Ylva Berglund (Uppsala, Sweden) and Oliver Mason (Birmingham, UK)

In this paper, we will present a study which investigates the correlation between the performance of learners and a number of external factors relating to them. For this purpose we are looking at a collection of essays written by Swedish learners of English at Uppsala University; the USE Corpus. An important feature of the corpus is that each learner is represented by several essays. The essays are of different kinds/genres and have been produced over a stretch of time, usually one term (20 weeks).

The learner performance is computed using an approach from computational stylistics, where a number of parameters are measured for each text. We are at this stage primarily interested in automatic stylistic assessment of the texts, and the list of parameters used therefor comprises average word length, type/token ratio and several others. An analysis of correlations between these parameters extract those which measure separate dimensions, which can then be manually related to judgements about the quality of the essays. It is important to note that ‘quality’ in this sense relates to the dimensions alone, and is not to be interpreted as a value judgement, identifying ‘good’ or ‘bad’ essays or students.

The first result of the study is thus a list of computationally extractable parameters which reflect the quality of an essay.
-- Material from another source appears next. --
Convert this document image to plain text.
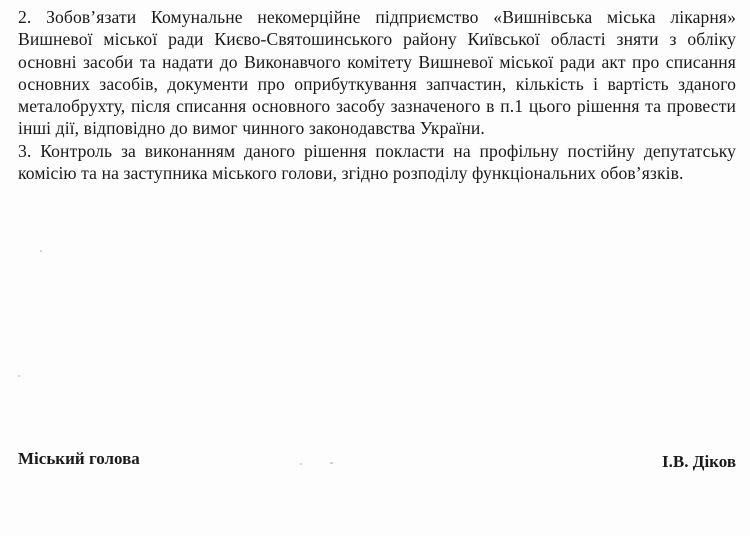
2. Зобов’язати Комунальне некомерційне підприємство «Вишнівська міська лікарня» Вишневої міської ради Києво-Святошинського району Київської області зняти з обліку основні засоби та надати до Виконавчого комітету Вишневої міської ради акт про списання основних засобів, документи про оприбуткування запчастин, кількість і вартість зданого металобрухту, після списання основного засобу зазначеного в п.1 цього рішення та провести інші дії, відповідно до вимог чинного законодавства України.

3. Контроль за виконанням даного рішення покласти на профільну постійну депутатську комісію та на заступника міського голови, згідно розподілу функціональних обов’язків.

Міський голова	І.В. Діков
The set of values extracted for each essay is then used for two further procession steps: a cluster analysis and a factor analysis. The cluster analysis is used to identify groups of essays with similar values; essays which are of comparable ‘stylistic quality.’ These clusters can be analysed to, for example, identify the stylistic variability of individual students, i.e. to see if their writing style develops with time or is consistent in the different essays (with respect to the measured parameters). It would also be possible to compare the identified clusters with teaching groups to see to what extent the students in the same group produce stylistically similar essays.

In the second processing step, a factor analysis correlates the textual parameters with extra-linguistic factors. This analysis gives insights into which external factors correlate with certain ‘style scores.’ What external factor seems to have the greatest influence on the stylistic quality of an essay/group of essays? Can any patterns be revealed that indicate that students with a similar background also write in a similar way. If so, what factors are most influential on the stylistic quality, as measured here?

In this study we are concerned with the stylistic quality of the essays and have chosen to measure parameters related to stylistic features. A similar approach could be used with other parameters, which would then measure a different quality. With access to an error-tagged corpus, for example, this kind of analysis could be used to identify external factors with affect the error-rate of students. Is it, for example, the case that students that have spent long time abroad make different kind of errors than those who have learned the language in school?